A
poesia, louca admirável, diz o que se adivinhava indizível, ninguém mais o pode
fazer, sem autorização cedida pela consciência, escapa-se dela, desconsidera-a
.
É
mal-educada com propósito e gaba-se disso.
A
poesia desarma as palavras bem-comportadas que se dizem nas prosas. Numa
conversa a duas, leva a melhor, com os argumentos de ser inteiramente genuína e
a outra rebuscada, uma monotonia chata, dormente, que nem sequer rima.
A
poesia dá piruetas no ar e isso é giro; acrobacias que assumem toda a
criatividade e isso é arte.
Os miúdos acham-lhe piada, ela dispõe os
adultos. Os cães sem entenderem o que nesses momentos se está a passar, com os
donos sob os efeitos alucinogénios da poesia, ladram. Querem dizer que estão contentes,
por os donos também gostarem da poesia, não eles, é o que lhes falta para serem
humanos.
A
poesia diz coisas sérias em frases curtas, um sentido prático da maior
abstração. Mas, a favor da sinceridade, a maior parte das vezes diz banalidades.

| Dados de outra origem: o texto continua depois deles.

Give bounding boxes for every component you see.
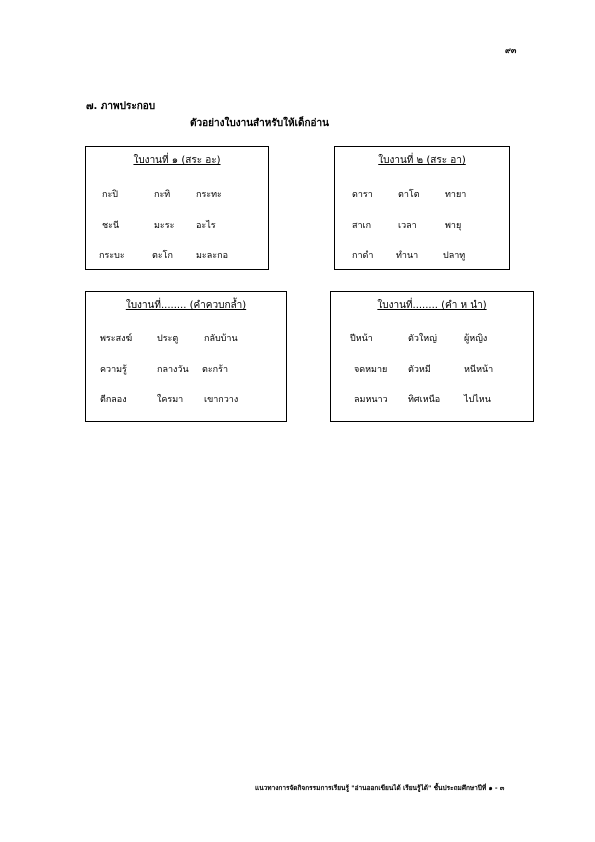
worksheet-word: กะทิ — [154, 190, 171, 200]
worksheet-word: ความรู้ — [100, 365, 127, 375]
worksheet-examples-heading: ตัวอย่างใบงานสำหรับให้เด็กอ่าน — [190, 118, 329, 129]
worksheet-word: จดหมาย — [354, 365, 388, 375]
worksheet-box-1 — [85, 146, 269, 270]
worksheet-word: ปีหน้า — [350, 334, 373, 344]
worksheet-word: ตีกลอง — [100, 395, 127, 405]
worksheet-word: ตาโต — [398, 190, 420, 200]
worksheet-word: หนีหน้า — [464, 365, 494, 375]
worksheet-word: เวลา — [398, 221, 417, 231]
worksheet-word: ใครมา — [157, 395, 184, 405]
worksheet-word: สาเก — [352, 221, 372, 231]
worksheet-word: ลมหนาว — [354, 395, 388, 405]
worksheet-word: กลางวัน — [157, 365, 189, 375]
worksheet-word: กระทะ — [196, 190, 222, 200]
worksheet-word: มะละกอ — [196, 251, 228, 261]
worksheet-word: ทิศเหนือ — [408, 395, 441, 405]
worksheet-word: ทายา — [445, 190, 467, 200]
worksheet-word: กาดำ — [352, 251, 374, 261]
worksheet-word: ตัวใหญ่ — [408, 334, 437, 344]
worksheet-word: ตัวหมี — [408, 365, 431, 375]
worksheet-word: ตะโก — [152, 251, 173, 261]
worksheet-word: อะไร — [196, 221, 216, 231]
worksheet-word: พระสงฆ์ — [100, 334, 133, 344]
worksheet-word: กลับบ้าน — [204, 334, 238, 344]
worksheet-word: ไปไหน — [464, 395, 491, 405]
worksheet-word: ชะนี — [102, 221, 120, 231]
worksheet-title: ใบงานที่........ (คำควบกล้ำ) — [125, 300, 247, 311]
page-number: ๙๓ — [505, 46, 517, 55]
worksheet-box-3 — [85, 291, 287, 422]
worksheet-title: ใบงานที่........ (คำ ห นำ) — [377, 300, 487, 311]
section-heading: ๗. ภาพประกอบ — [86, 101, 156, 112]
worksheet-title: ใบงานที่ ๑ (สระ อะ) — [133, 155, 221, 166]
worksheet-word: ผู้หญิง — [464, 334, 488, 344]
worksheet-box-4 — [330, 291, 534, 422]
worksheet-word: ดารา — [352, 190, 373, 200]
worksheet-word: ตะกร้า — [202, 365, 229, 375]
worksheet-word: ทำนา — [396, 251, 419, 261]
worksheet-word: มะระ — [154, 221, 175, 231]
worksheet-word: กระบะ — [99, 251, 125, 261]
page-footer: แนวทางการจัดกิจกรรมการเรียนรู้ "อ่านออกเขียนได้ เรียนรู้ได้" ชั้นประถมศึกษาปีที่ ๑ - ๓ — [255, 784, 505, 792]
worksheet-word: ปลาทู — [443, 251, 466, 261]
worksheet-box-2 — [334, 146, 510, 270]
worksheet-word: ประตู — [157, 334, 179, 344]
worksheet-word: เขากวาง — [204, 395, 239, 405]
worksheet-word: พายุ — [445, 221, 462, 231]
worksheet-title: ใบงานที่ ๒ (สระ อา) — [378, 155, 466, 166]
worksheet-word: กะปิ — [102, 190, 118, 200]
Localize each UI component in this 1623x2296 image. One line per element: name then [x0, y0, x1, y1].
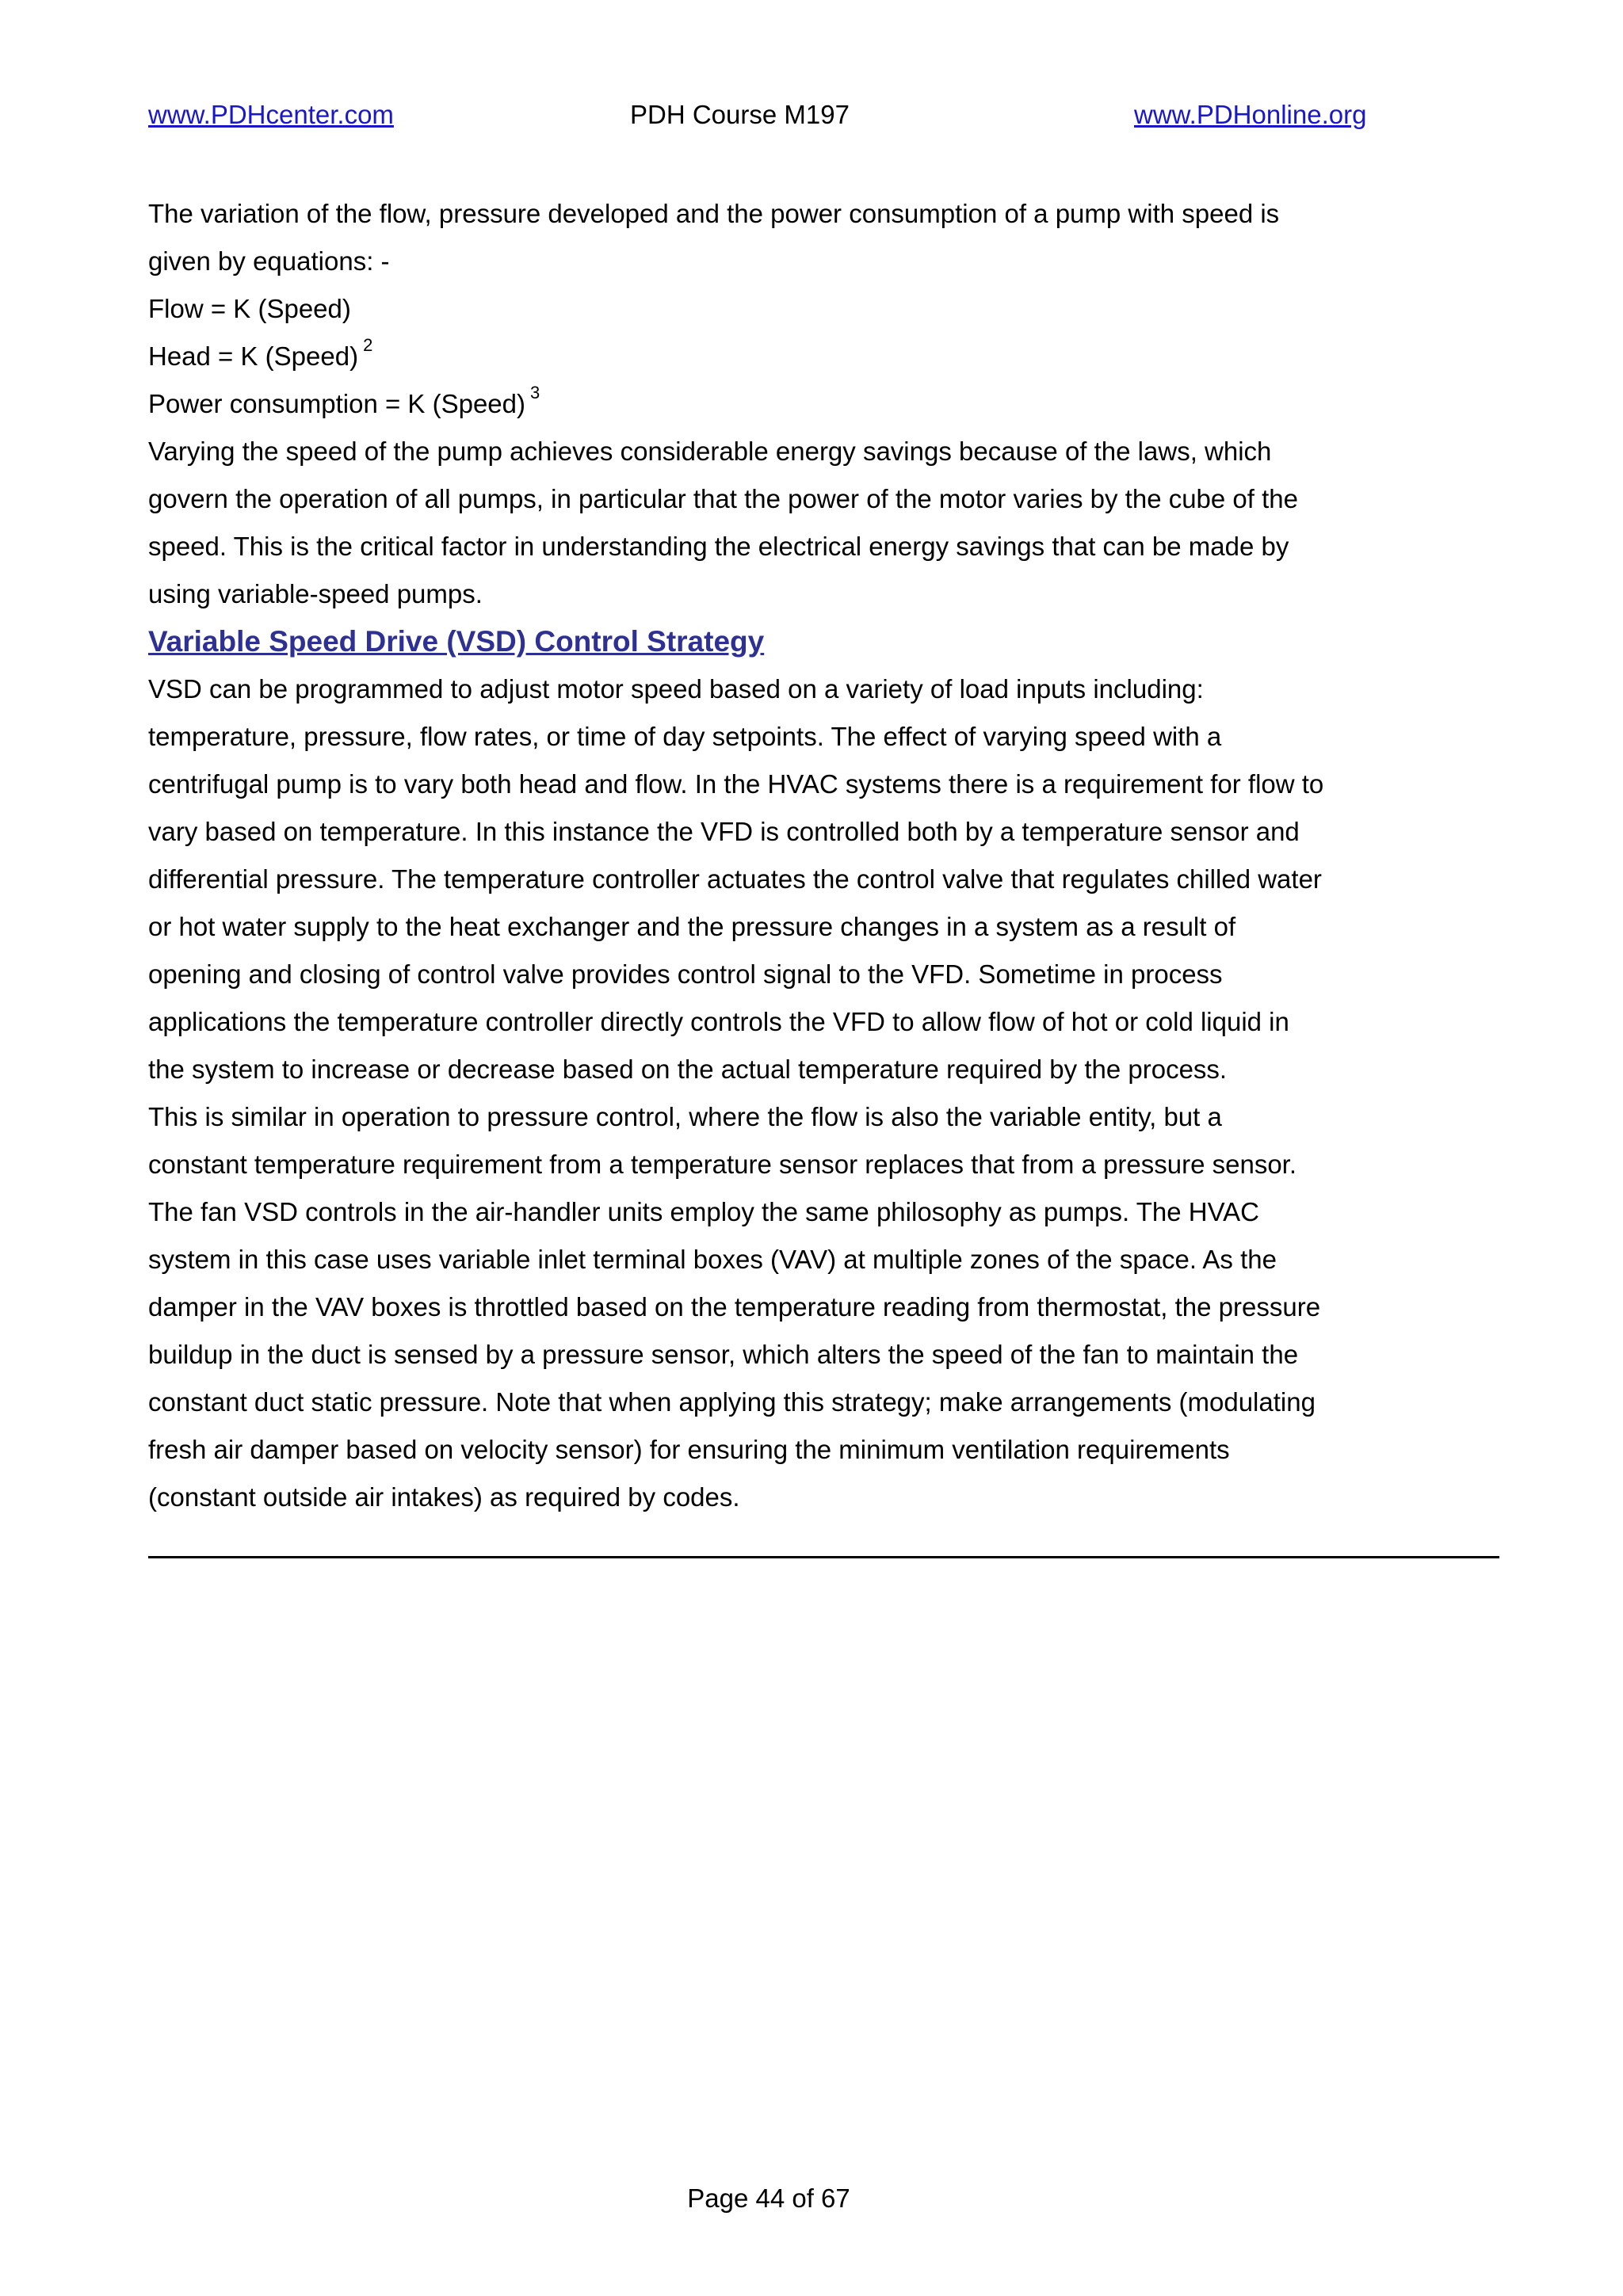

Enche livros e livros de banalidades, todos os dias.
E
é isso que os seus leitores querem: distração.
A
prosa não, tropeça nas palavras, amolece os leitores, bocejam. É boa para isso,
pouco mais, ainda que se arme em séria e credível.
Há
diferenças fundamentais entre os poetas e os prosadores.
Os
poetas são seres encantadores com quem não se pode viver em casa, desarrumam a
cabeça dos companheiros. São completamente imprevisíveis. De um nada qualquer,
sai um poema, o que altera o equilíbrio no convívio intimo das pessoas,
intromete-se onde não é chamado. Mas não se podendo viver com eles, ninguém se
imagina na falta deles- é um convite a ser nómada para quem foi toda a vida
sedentário.
Os
prosadores – a cara oposta - ajeitam os lençóis e põem as almofadas do sofá na
esquadria certa. Seres ideais, mas completamente sensaborões. São copos de
leite até ao fim da vida, apesar de poderem vir a escrever boas e enfadonhas
prosas.
Normalmente
os poetas não chegam ao fim das suas vidas a pagarem os seguros de saúde: fazem
tudo para chegar rapidamente ao fim da vida.
Os
outros, fazem planos poupança e reformam-se com as artroses a darem problemas
inimagináveis. Tal a magnitude do incómodo, que deixam de escrever, esquecem-se
que o fizeram.
Dão-se
por vezes a rir - rir apazigua as dores - se alguém lhes lê um pequeno poema.
Os
poetas não guardam rancores.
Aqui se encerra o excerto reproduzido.